Раздался сигнал отправлении.
— Друг мой. — сказал ему Ван-дер-Верф, — обнимемтесь и не забывайте нас. Мы же всегда будем помнить вас.
Они обнялись.
Художник освободился из его объятий и секунду колебался, устремив глаза на синьору.
— А теперь, — сказал муж, указывая на жену, — поцелуйте ее тоже.
Его кровь заволновалась. Он поглядел на мужа и увидел приветливую и добрую улыбку и две слезы у него на глазах; поглядев же на жену, он увидел на ее лице мягкое и тихое отражение той же улыбки... Тогда в его душе произошла внезапная перемена. Прилив любви, скопившийся в его сердце, изменился сразу, как жидкость, в которую упала из рук химика, одна капля, моментально обесцветившая ее. Он почувствовал умственное и нравственное успокоение и порыв нежности и признательности к обоим супругам.
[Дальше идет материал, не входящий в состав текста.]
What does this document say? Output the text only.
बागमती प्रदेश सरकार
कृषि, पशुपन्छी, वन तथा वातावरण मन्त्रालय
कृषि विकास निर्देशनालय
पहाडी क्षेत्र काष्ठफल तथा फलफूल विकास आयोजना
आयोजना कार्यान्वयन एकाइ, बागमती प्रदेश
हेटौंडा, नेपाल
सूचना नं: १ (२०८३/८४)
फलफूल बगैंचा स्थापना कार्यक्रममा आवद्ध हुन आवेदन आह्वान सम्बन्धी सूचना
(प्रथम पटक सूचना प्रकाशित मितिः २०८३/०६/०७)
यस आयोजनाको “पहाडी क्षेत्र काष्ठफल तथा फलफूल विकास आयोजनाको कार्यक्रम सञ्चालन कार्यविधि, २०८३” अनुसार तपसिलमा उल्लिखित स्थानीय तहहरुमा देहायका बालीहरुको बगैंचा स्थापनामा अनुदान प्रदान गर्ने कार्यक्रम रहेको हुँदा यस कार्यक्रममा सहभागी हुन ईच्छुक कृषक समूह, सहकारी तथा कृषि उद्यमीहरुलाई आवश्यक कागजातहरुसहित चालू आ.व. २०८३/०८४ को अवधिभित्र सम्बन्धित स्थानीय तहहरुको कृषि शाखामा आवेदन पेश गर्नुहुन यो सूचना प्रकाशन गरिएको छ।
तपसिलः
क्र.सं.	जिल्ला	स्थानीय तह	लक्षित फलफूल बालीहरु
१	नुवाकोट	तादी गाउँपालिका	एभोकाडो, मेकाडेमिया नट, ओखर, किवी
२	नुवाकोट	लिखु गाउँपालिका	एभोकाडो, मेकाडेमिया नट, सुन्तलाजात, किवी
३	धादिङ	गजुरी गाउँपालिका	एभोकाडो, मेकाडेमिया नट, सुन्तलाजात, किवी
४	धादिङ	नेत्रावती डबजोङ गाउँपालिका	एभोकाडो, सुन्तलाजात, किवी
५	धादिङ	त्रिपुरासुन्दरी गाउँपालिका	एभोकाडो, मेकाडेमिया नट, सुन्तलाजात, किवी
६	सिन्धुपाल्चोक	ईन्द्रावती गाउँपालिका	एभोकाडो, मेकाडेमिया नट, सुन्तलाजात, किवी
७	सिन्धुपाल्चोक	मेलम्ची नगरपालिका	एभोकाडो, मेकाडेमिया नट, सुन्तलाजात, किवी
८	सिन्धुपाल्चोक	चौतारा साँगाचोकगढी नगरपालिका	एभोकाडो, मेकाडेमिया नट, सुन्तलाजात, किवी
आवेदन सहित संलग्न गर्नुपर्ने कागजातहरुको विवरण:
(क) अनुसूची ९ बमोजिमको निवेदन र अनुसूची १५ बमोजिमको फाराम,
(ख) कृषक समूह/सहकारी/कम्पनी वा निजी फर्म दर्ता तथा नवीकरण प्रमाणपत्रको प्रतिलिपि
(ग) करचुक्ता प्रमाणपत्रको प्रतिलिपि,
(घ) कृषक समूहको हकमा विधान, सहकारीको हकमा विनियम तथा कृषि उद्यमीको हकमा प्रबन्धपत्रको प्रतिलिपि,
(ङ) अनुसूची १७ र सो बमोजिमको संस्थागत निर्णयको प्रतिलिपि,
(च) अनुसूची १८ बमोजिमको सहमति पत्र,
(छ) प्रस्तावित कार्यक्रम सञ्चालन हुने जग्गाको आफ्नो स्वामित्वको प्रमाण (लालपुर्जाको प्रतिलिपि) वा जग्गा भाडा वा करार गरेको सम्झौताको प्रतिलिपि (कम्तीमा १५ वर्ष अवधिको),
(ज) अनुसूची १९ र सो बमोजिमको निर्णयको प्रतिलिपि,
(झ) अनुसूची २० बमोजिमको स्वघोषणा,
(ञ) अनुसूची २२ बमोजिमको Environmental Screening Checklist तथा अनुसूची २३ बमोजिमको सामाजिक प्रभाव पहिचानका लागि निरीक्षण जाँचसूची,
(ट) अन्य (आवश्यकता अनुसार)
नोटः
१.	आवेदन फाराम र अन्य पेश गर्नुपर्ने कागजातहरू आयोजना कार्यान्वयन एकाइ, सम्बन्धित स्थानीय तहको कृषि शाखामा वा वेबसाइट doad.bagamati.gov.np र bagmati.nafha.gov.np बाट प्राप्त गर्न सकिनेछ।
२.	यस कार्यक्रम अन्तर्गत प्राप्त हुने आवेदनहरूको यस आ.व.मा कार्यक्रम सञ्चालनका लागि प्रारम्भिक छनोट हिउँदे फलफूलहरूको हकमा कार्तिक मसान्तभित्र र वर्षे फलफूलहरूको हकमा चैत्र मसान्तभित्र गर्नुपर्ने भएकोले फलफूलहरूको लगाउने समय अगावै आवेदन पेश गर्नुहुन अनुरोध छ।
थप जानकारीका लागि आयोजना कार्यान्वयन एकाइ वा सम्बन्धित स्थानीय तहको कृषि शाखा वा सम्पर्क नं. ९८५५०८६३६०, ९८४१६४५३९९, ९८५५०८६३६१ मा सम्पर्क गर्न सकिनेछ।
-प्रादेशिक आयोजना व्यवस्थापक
Все это произошло в тот момент, как он приблизил свое лицо к ее лицу, и братский поцелуй в щеку освободил и очистил его душу и доставил ему несказанное наслаждение.
Синьора вернула ему поцелуй, и супруги исчезли с его глаз.
Если бы он обернулся вместо того, чтобы уйти немедленно, когда поезд стал отходить, он увидел бы ея дорогое лицо у окна, и по движении ея губ понял бы, что она прочитала в его душе правду и посылала ему издали то, что он не осмелился ни попросить, ни дать ей. Но в таком случае его приятное волнение омрачилось бы тенью сожаления, и воспоминание о прощании не было бы ясным и приятным, каким оно осталось навсегда.